A Review of Mail Art. A Retrospective of 24 years of Mail Art by Pierre Bruneau, Maison de la culture Janine-Sutto, from January 28 to April 1, 2021
Since 1997, the production of monthly letters for a small number of subscribers has allowed Pierre Bruneau to create, from wherever he wants, unique works that he sends elsewhere in the world. Without interruption for almost twenty-five years, he has thus maintained a regular rhythm of creation, while ensuring access to a studio thanks to the income from subscriptions. This correspondence develops as a place of experimentation in connection with his artistic approach and practice, his private life and the society in which he evolves.
The exhibition at the Maison de la culture Janine-Sutto presents each year of this correspondence in blocks organized in columns and rows, like a calendar page. A cyclical variation of the lighting plunges the room into darkness at regular intervals. It allows one to capture the phosphorescence, characteristic of his personal work, also explored in his mail art practice. When sanitary measures permitted, the artist occupied an open studio, set up in the center of the exhibition room.

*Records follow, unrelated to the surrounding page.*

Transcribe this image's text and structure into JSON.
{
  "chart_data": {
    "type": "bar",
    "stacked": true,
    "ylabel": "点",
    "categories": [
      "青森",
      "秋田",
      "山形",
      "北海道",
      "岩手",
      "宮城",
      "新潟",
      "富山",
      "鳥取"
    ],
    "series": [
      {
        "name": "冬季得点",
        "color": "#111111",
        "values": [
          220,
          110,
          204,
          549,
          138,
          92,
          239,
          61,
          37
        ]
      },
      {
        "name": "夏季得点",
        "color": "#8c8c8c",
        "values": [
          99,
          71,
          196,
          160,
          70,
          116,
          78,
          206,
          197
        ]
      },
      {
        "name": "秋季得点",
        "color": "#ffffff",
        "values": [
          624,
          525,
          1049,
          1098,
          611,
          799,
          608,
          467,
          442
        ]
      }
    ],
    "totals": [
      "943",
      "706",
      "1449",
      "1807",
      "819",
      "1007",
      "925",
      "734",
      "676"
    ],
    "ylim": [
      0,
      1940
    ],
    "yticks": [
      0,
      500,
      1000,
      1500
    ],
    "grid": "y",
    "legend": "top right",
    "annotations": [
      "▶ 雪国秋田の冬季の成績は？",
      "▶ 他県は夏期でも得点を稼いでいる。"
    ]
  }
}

Less well known, the mail art component of his work records a reflection in phase with the evolution of his aesthetic and establishes a chronology since 1997. There are experiments with phosphorescent pigment, research into moucharabieh, camouflage and barbed wire motifs, images from pornography used for the series Extases (2009-2011), as well as explorations based on the arrangement of windows, or the transformation of spaces through lighting effects. These avenues of reflection around motifs are reflected in exhibitions at the Artothèque de Caen (1997), the Chapelle historique du Bon-Pasteur (1998), the Bishop’s University Art Gallery (2000), the Musée régional de Rimouski (2003), the Galerie Christiane Chassay (2004), and more recently at the Biennale de sculpture de Trois-Rivières (2014), at the Musée d’art contemporain des Laurentides (2019), as well as in the present exhibition, all of which are referenced in his epistolary production.
This correspondence also bears witness to the rejuvenating trips to India and Turkey that he has made over the years, as well as to the breakdowns of inspiration, inconclusive hypotheses and failures of conception and realization that are typical of any creation. It also refers to the conditions of artistic practice through studio changes and rearrangements, unsuccessful exhibition projects, grant writing, or the questioning surrounding the development of a website. There are also explicit references to events related to Bruneau’s subsistence work in a CLSC and his retirement as examples of situations that allowed him to counter the financial precariousness and limited access to public funding that many of his fellow artists face.
In a more intimate register, in keeping with the privileged ties he maintains with his subscribers, a series of sporadic self-portraits provides news of his life, while allusions to family celebrations, birthdays, illnesses and deaths of loved ones attest without modesty to his personal life. The presentation of this entire correspondence is intended, in a way, to open up this community of limited filiations to a more or less identified public and thus to weave a much larger territory of “elective affinities”. In a recent article, Guillaume Adjutor Provost poses this impulse towards the other as the proper of the artistic creation and confers to him, after the philosophers Nietzsche and Sloterdijk, the power to transform itself in a shared love “for an unknown, distant and future life”, in a finality and a destiny other apart from a hegemonic common sense.
In this spirit, the playful detour of everyday artifacts used in this correspondence by Pierre Bruneau – such as photo novels, lottery tickets, razor blades, etc. – open a breach in their use. – The various current events in this book are presented in the form of a series of photographs and photographs of the world. The various current events mentioned here, such as the current pandemic, the fires and floods in Quebec, the 2015 Bataclan attacks in Paris and those of September 11, 2001 in New York, in addition to the deaths of well-known artists such as David Bowie or Jeanne Moreau, position his practice in a flow of elusive events of diverse scope. Listening to his time, the artist lets his creation in postal art direct him daily to the lacunar potentialities of what surrounds him. In this, the exhibition maps the singular place that art occupies and the role of the artist in this constellation.